My cały czas prosto, teraz już definitywnie szerokimi drogami gruntowymi pod przewodnictwem czerwonych znaków. Cały czas do góry. W końcu znaki odchodą w lewo w usłaną korzeniami dróżkę. Mamy tu kilka możliwości:
- Najłatwiejsza. Porzucamy znaki i jedziemy dalej prosto naszą drogą. Wkrótce znajdujemy się na skraju lasu i jedziemy wzdłuż granicy drzew. Ładne widoki na prawo. Z tej też strony dołącza żółty szlak. Spotykamy pierwsze zabudowania Romanowa (oficjalnie Pogroda, ale nazwa ta nigdzie i przez nikogo nie jest używana). Za chwilę mijamy wielki drewniany krzyż przy domku letnim zwanym przez właściciela Czarodziejską Górą. Wypadamy na asfalt w Romanowie, którym w lewo do góry. Zaraz szosę przecina czerwony szlak schodzący z Gromnika. Do Rozdroża pod Gromnikiem możemy dotrzeć szosą lub za znakami szlaku w lewo.
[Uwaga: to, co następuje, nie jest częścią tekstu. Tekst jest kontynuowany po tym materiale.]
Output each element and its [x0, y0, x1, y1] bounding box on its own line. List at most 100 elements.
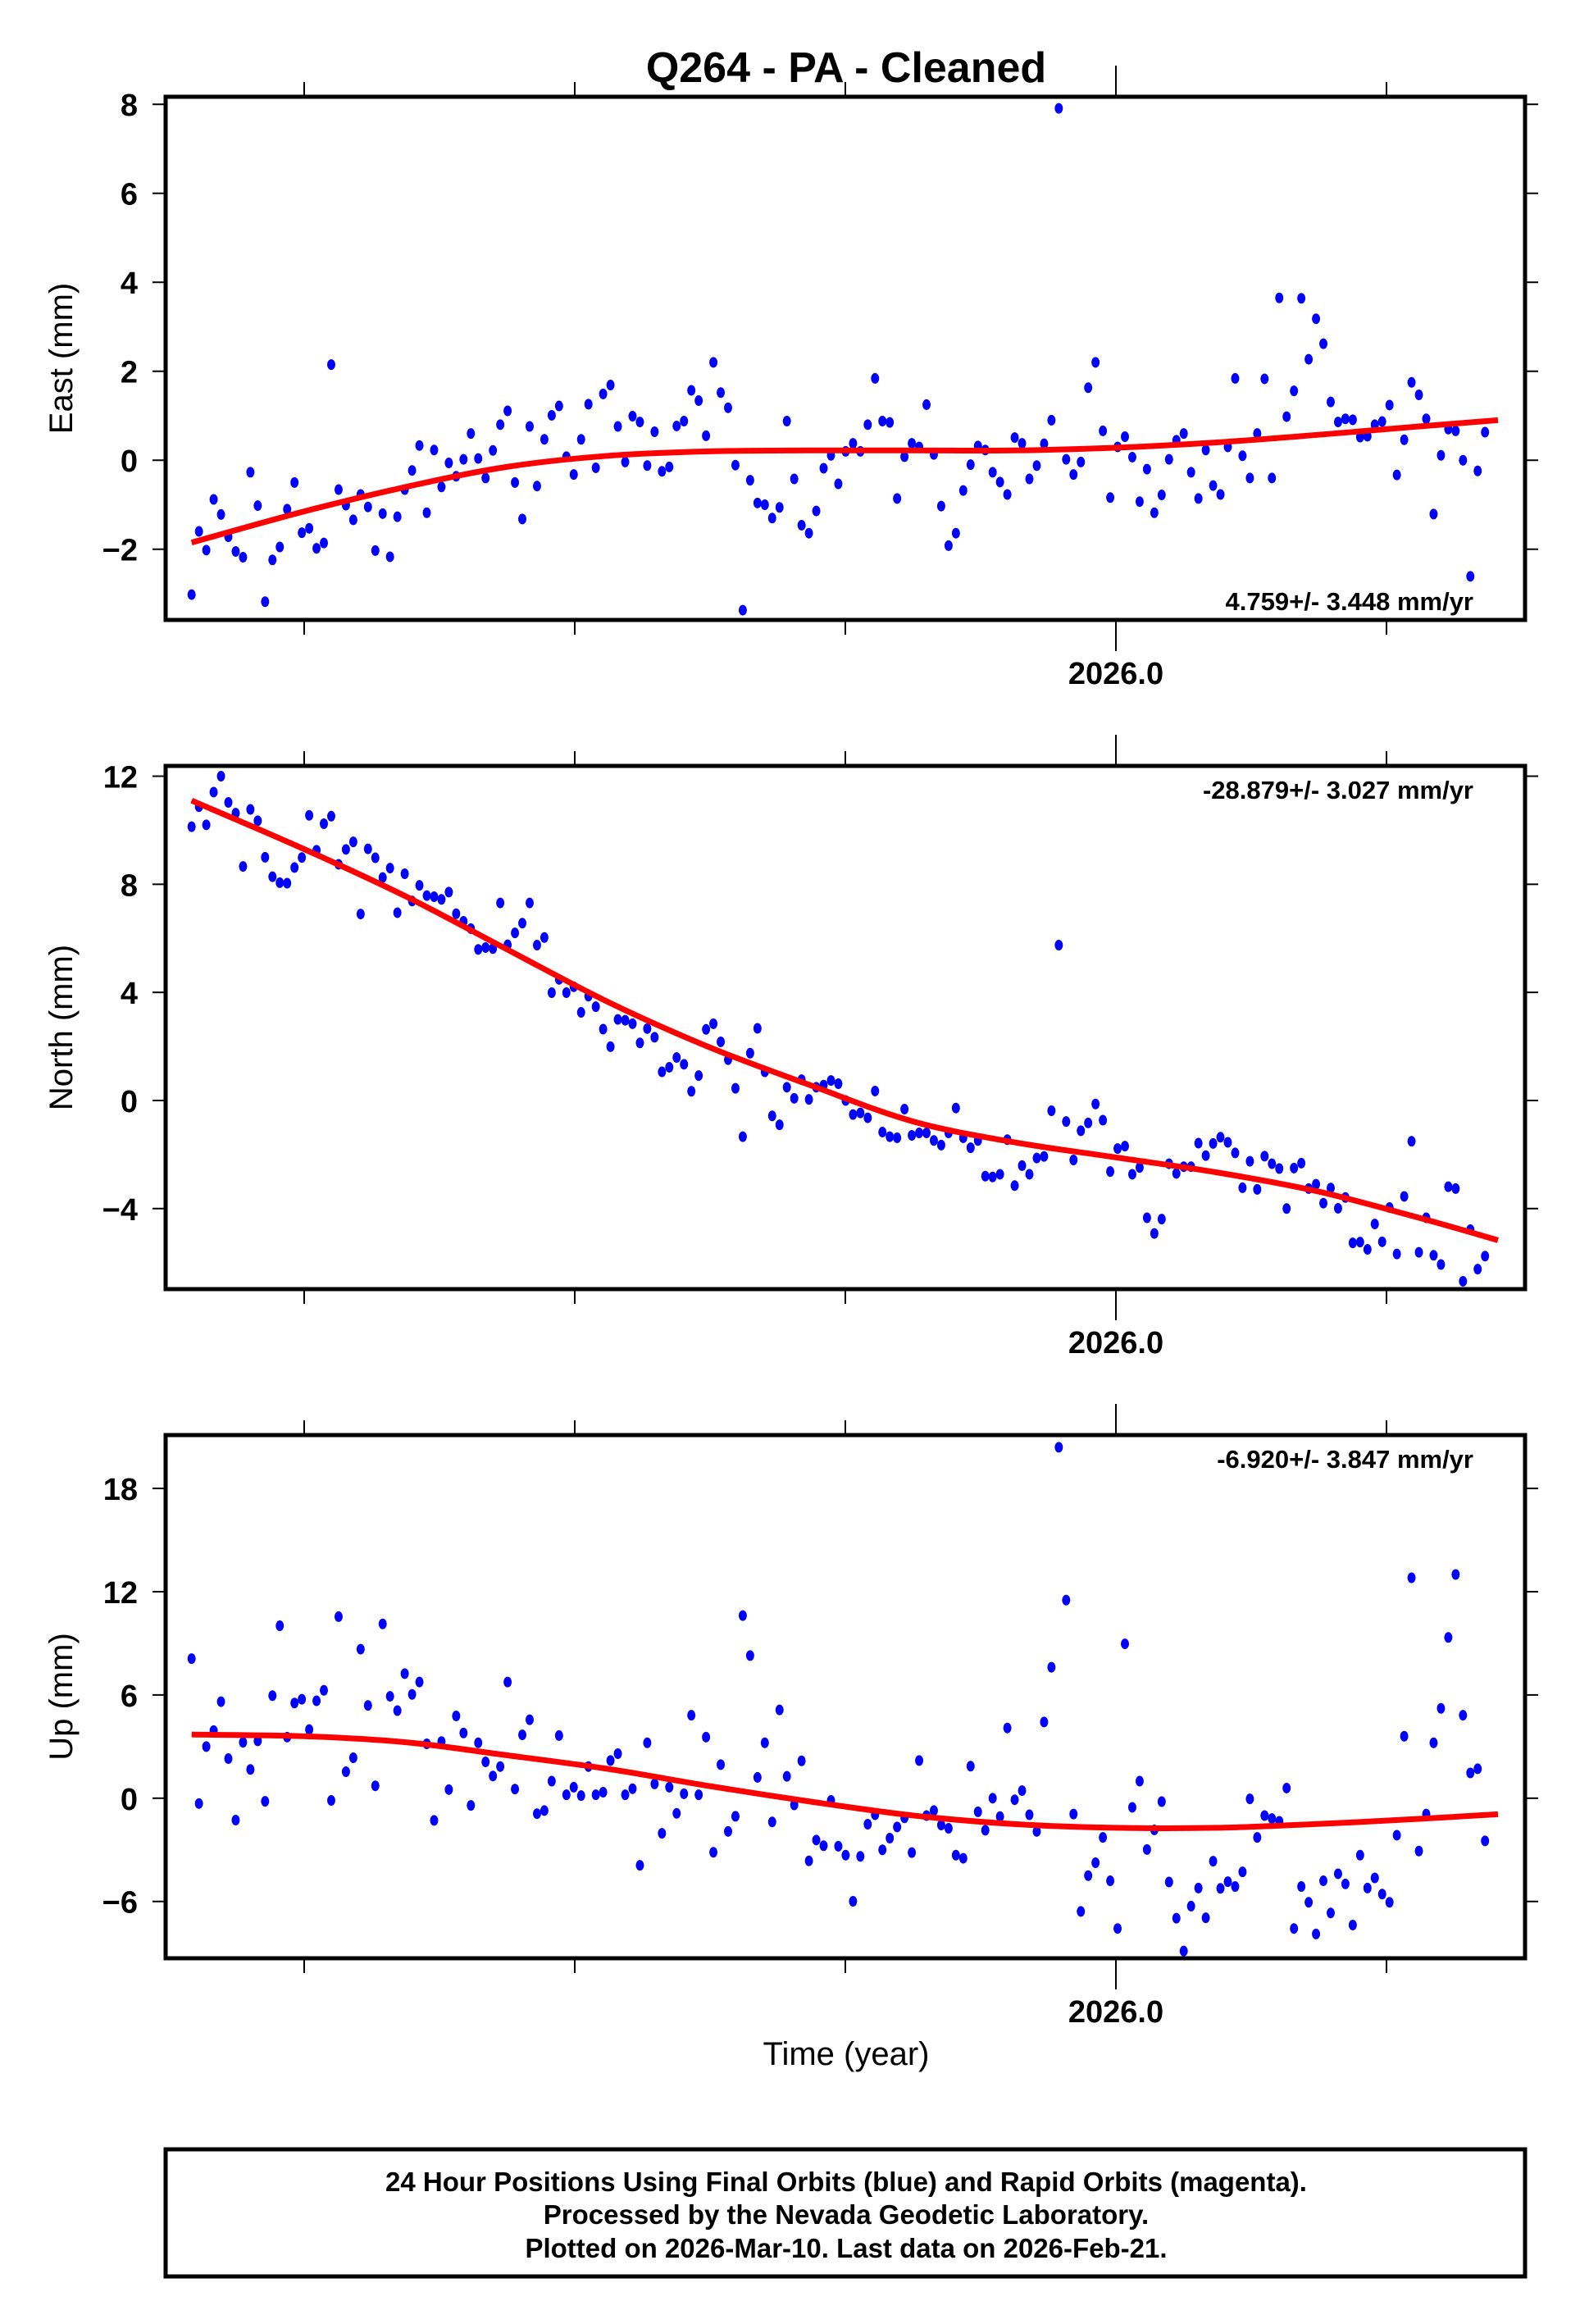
data-point: [334, 484, 343, 495]
data-point: [371, 545, 380, 556]
data-point: [1157, 1214, 1166, 1225]
data-point: [767, 1110, 776, 1122]
data-point: [900, 451, 909, 463]
data-point: [320, 818, 329, 830]
data-point: [1025, 1169, 1034, 1180]
data-point: [760, 1737, 769, 1748]
data-point: [1209, 480, 1218, 491]
data-point: [275, 1620, 285, 1632]
footer-line-3: Plotted on 2026-Mar-10. Last data on 202…: [525, 2233, 1167, 2263]
data-point: [1333, 1868, 1342, 1880]
data-point: [320, 537, 329, 549]
data-point: [908, 1129, 917, 1141]
fit-curve: [190, 417, 1499, 545]
data-point: [489, 444, 498, 456]
y-tick-label: 12: [103, 761, 138, 795]
data-point: [1282, 1782, 1291, 1793]
data-point: [1466, 571, 1475, 582]
data-point: [437, 481, 446, 493]
data-point: [444, 886, 453, 898]
data-point: [1194, 493, 1203, 504]
data-point: [187, 589, 196, 600]
data-point: [1385, 1897, 1394, 1908]
data-point: [591, 1001, 600, 1013]
data-point: [1348, 414, 1357, 426]
data-point: [936, 1139, 945, 1151]
y-tick-label: −6: [102, 1886, 138, 1921]
data-point: [1054, 1442, 1063, 1453]
data-point: [834, 478, 843, 490]
data-point: [628, 1783, 637, 1794]
data-point: [474, 453, 483, 464]
data-point: [1040, 438, 1049, 449]
data-point: [1084, 1117, 1093, 1128]
data-point: [1459, 454, 1468, 466]
data-point: [1142, 463, 1151, 475]
panel-up: −6 0 6 12 18 2026.0 Up (mm) -6.920+/- 3.847 mm/…: [43, 1404, 1538, 2030]
data-point: [621, 456, 630, 467]
data-point: [966, 459, 975, 471]
data-point: [341, 844, 350, 855]
data-point: [326, 359, 335, 371]
data-point: [576, 1007, 585, 1018]
data-point: [511, 476, 520, 488]
x-tick-label: 2026.0: [1068, 1326, 1163, 1360]
data-point: [856, 1851, 865, 1862]
y-tick-label: 8: [121, 89, 138, 123]
data-point: [525, 897, 534, 909]
data-point: [936, 500, 945, 512]
data-point: [547, 409, 556, 421]
data-point: [1451, 1183, 1460, 1194]
data-point: [1422, 413, 1431, 425]
data-point: [1010, 1180, 1019, 1192]
data-point: [1459, 1275, 1468, 1287]
data-point: [922, 1128, 931, 1139]
data-point: [1223, 1876, 1232, 1888]
data-point: [672, 1052, 681, 1064]
data-point: [643, 1737, 652, 1748]
panel-east: −2 0 2 4 6 8 2026.0 East (mm) 4.759+/- 3.448 mm/…: [43, 66, 1538, 691]
data-point: [694, 1070, 703, 1082]
data-point: [1326, 1183, 1335, 1194]
data-point: [1290, 1162, 1299, 1173]
data-point: [628, 1018, 637, 1029]
data-point: [988, 1171, 997, 1183]
data-point: [1135, 1775, 1144, 1787]
data-point: [1348, 1919, 1357, 1930]
data-point: [1127, 1802, 1136, 1813]
data-point: [1459, 1710, 1468, 1721]
data-point: [958, 1852, 968, 1864]
data-point: [702, 430, 711, 441]
data-point: [1223, 1137, 1232, 1148]
data-point: [378, 872, 387, 883]
data-point: [804, 527, 813, 539]
data-point: [1099, 1832, 1108, 1843]
data-point: [694, 395, 703, 407]
data-point: [1473, 1763, 1482, 1775]
data-point: [1245, 1155, 1254, 1167]
data-point: [1392, 1248, 1401, 1260]
data-point: [812, 1834, 821, 1846]
data-point: [1077, 1125, 1086, 1137]
data-point: [1194, 1882, 1203, 1893]
data-point: [951, 1849, 960, 1861]
data-point: [393, 1705, 402, 1716]
data-point: [576, 434, 585, 445]
data-point: [298, 1693, 307, 1705]
data-point: [1040, 1151, 1049, 1162]
y-tick-label: 4: [121, 267, 138, 301]
data-point: [1253, 1832, 1262, 1843]
data-point: [599, 1023, 608, 1035]
data-point: [1216, 489, 1225, 500]
data-point: [194, 526, 203, 537]
data-point: [1077, 456, 1086, 467]
data-point: [231, 1814, 240, 1825]
data-point: [665, 1061, 674, 1073]
data-point: [1113, 1143, 1122, 1155]
data-point: [1407, 1136, 1416, 1147]
data-point: [621, 1789, 630, 1801]
data-point: [665, 1781, 674, 1793]
data-point: [1245, 472, 1254, 484]
data-point: [790, 1092, 799, 1104]
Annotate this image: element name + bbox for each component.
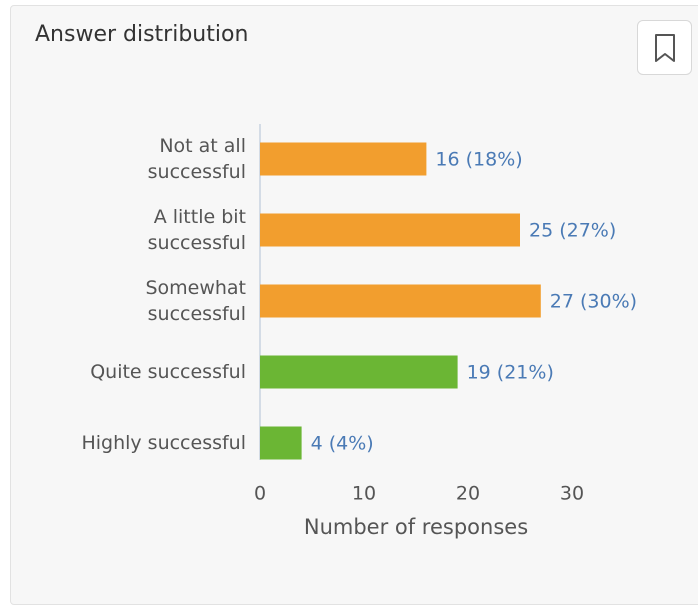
data-label: 25 (27%) xyxy=(529,220,616,242)
x-tick-label: 20 xyxy=(456,483,480,505)
bar xyxy=(260,142,427,176)
category-label: A little bit successful xyxy=(147,206,246,254)
bar xyxy=(260,426,302,460)
data-label: 4 (4%) xyxy=(311,433,374,455)
x-tick-label: 10 xyxy=(352,483,376,505)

- Nieco trudniej. Odbijamy w lewo tak jak czerwony szlak. Podjeżdżając nieróną dróżką osiągamy szeroką poprzeczną drogę stokową, za którą szlak wspina się już bardzo stromo. Stokowym traktem w prawo i wkrótce znajdujemy się na rozdrożu pod Gromnikiem.
Z rozdroża pierwszą drogą na prawo od żółtego szlaku. Chwilę razem z zielonym, czego z roweru możemy nawet nie zauważyć i znowu napotykamy żółte znaki. Zawracamy za nimi w prawo, by po niedługiej jeździe stanąć u stóp dębu na szczycie Gromnika.
Powrót szlakiem żółtym niemalże cały czas w dół. miejscami głębokie koleiny i pokrzywy. Wypadamy na asfalt w Krzywinie skąd szosą w lewo do samego Strzelina. Po drodze możemy też odbić w lewo do Kuropatnika, skąd przez Gościęcice Górne i Średnie wyjedziemy na początkowy odcinek szlaku czerwonego ze Strzelina.